Город еще спал, когда мы с Хановым вышли из дома. Стоял легкий морозец. Снег весело поскрипывал под ногами.

Прошедшая ночь была почти бессонной. Я поспал не более часа. Ханов тоже долго возился на диване. Вставал, курил, сосредоточенно глядя в покрытое изморозью окно.

Мы оба чувствовали, что происшедшее на Нагорной двадцать шестого декабря закручивается в тугой и крепкий узел.

В отдел пришли затемно. В здании тишина.

Переговорив с дежурным, мы узнали, что Пискунов находится в своем кабинете.

— Тоже не спится, — сказал Ханов.

Пискунов сидел за столом. Перед ним была разостлана карта района, и он сосредоточенно водил по ней остро отточенным карандашом.

Увидев нас, Пискунов оторвался от карты.

— Ну… как? Выспались?..

— Мы-то выспались, — в тон ему ответил я. — А вот что ты так рано поднялся?

— Разворошили муравейник, а еще спрашивают, — усмехнулся Пискунов.

— Разве так уж плохо? — спросил Ханов, присаживаясь к столу.

— Да нет, все идет, как надо. Это я так, брюзжу. Отвыкли мы от таких дел. Явление редкое, что и говорить.

— Радоваться надо, что редкое, — засмеялся Ханов.

— Я и радуюсь. — Пискунов ткнул карандашом в карту. — Вот, к примеру: какие у вас предположения в отношении связи Мигалевой с приисками?

— Конкретно никаких…

— Вот так! — скептически усмехнулся Пискунов. — А вы говорите — радуйся. Закатят что-нибудь этакое… Мне же по шее навешают. Вы ведь здесь гости. Что обо мне люди подумают? Зажрался, скажут, Пискунов! Зажирел… Сменить пора такого начальника…

— И снимут, — уверенно заключил Ханов, подмигивая мне.

— Ладно, — отмахнулся Пискунов. — Не впервой нагоняи получать. Переживем и это. Колесов-то как?..

— Спит в церкви, — ответил Ханов. — Мигалева его там оставила ночевать.

— А дальше?

— Это ты у нее спроси, — подсказал я.

— Спасибо за подсказку, — огрызнулся Пискунов. — Неужели так и будем сидеть сложа руки?

— Да, — кивнул я. — Будем ждать. Другого выхода у нас нет. Во всяком случае, я его не вижу.

— Ждать… Ждать… — в отчаянии произнес Пискунов и швырнул карандаш на карту. — Мигалева… Вот она, рядом… Бери ее и…

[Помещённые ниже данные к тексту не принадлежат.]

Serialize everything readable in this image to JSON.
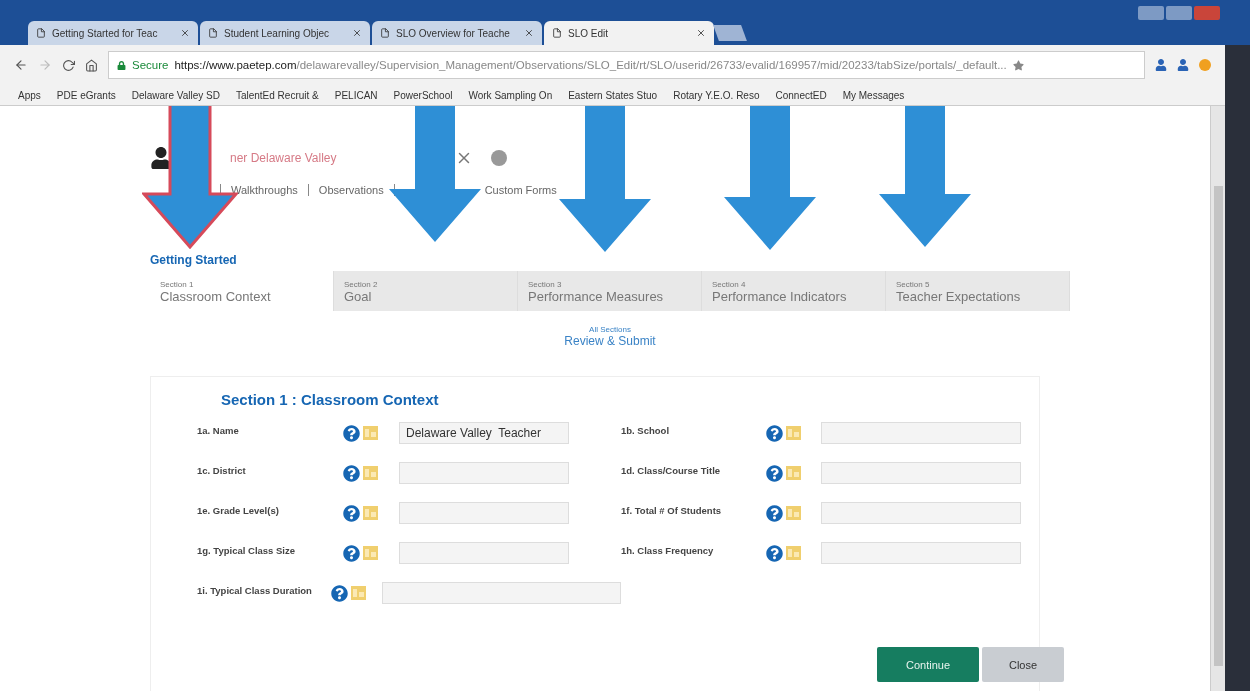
{
  "browser": {
    "tabs": [
      {
        "label": "Getting Started for Teac",
        "selected": false
      },
      {
        "label": "Student Learning Objec",
        "selected": false
      },
      {
        "label": "SLO Overview for Teache",
        "selected": false
      },
      {
        "label": "SLO Edit",
        "selected": true
      }
    ],
    "secure_label": "Secure",
    "url_host": "https://www.paetep.com",
    "url_path": "/delawarevalley/Supervision_Management/Observations/SLO_Edit/rt/SLO/userid/26733/evalid/169957/mid/20233/tabSize/portals/_default...",
    "bookmarks": [
      "Apps",
      "PDE eGrants",
      "Delaware Valley SD",
      "TalentEd Recruit &",
      "PELICAN",
      "PowerSchool",
      "Work Sampling On",
      "Eastern States Stuo",
      "Rotary Y.E.O. Reso",
      "ConnectED",
      "My Messages"
    ]
  },
  "header": {
    "user_name": "ner Delaware Valley",
    "nav": [
      "Walkthroughs",
      "Observations",
      "Custom Forms"
    ]
  },
  "steps_title": "Getting Started",
  "steps": [
    {
      "section": "Section 1",
      "title": "Classroom Context",
      "selected": true
    },
    {
      "section": "Section 2",
      "title": "Goal",
      "selected": false
    },
    {
      "section": "Section 3",
      "title": "Performance Measures",
      "selected": false
    },
    {
      "section": "Section 4",
      "title": "Performance Indicators",
      "selected": false
    },
    {
      "section": "Section 5",
      "title": "Teacher Expectations",
      "selected": false
    }
  ],
  "review": {
    "caption": "All Sections",
    "title": "Review & Submit"
  },
  "form": {
    "title": "Section 1 : Classroom Context",
    "fields": [
      {
        "label": "1a. Name",
        "value": "Delaware Valley  Teacher",
        "wide": false
      },
      {
        "label": "1b. School",
        "wide": false
      },
      {
        "label": "1c. District",
        "wide": false
      },
      {
        "label": "1d. Class/Course Title",
        "wide": false
      },
      {
        "label": "1e. Grade Level(s)",
        "wide": false
      },
      {
        "label": "1f. Total # Of Students",
        "wide": false
      },
      {
        "label": "1g. Typical Class Size",
        "wide": false
      },
      {
        "label": "1h. Class Frequency",
        "wide": false
      },
      {
        "label": "1i. Typical Class Duration",
        "wide": true
      }
    ]
  },
  "buttons": [
    {
      "label": "Continue",
      "kind": "primary"
    },
    {
      "label": "Close",
      "kind": "secondary"
    }
  ],
  "annotations": [
    {
      "kind": "arrow",
      "outlined": true
    },
    {
      "kind": "arrow",
      "outlined": false
    },
    {
      "kind": "arrow",
      "outlined": false
    },
    {
      "kind": "arrow",
      "outlined": false
    },
    {
      "kind": "arrow",
      "outlined": false
    }
  ]
}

— Ты знаешь, Григорий Иванович, чем оценивается профессионализм работника уголовного розыска? — спросил я.

— И чем же? — без всякого интереса посмотрел на меня Пискунов.

— Умением выждать и потом уже брать наверняка. Вокруг нас живые люди, и мы не имеем права наносить им оскорбление своим недоверием. А если окажется, что Мигалева непричастна? Она нам всем не только в матери, в бабки годится.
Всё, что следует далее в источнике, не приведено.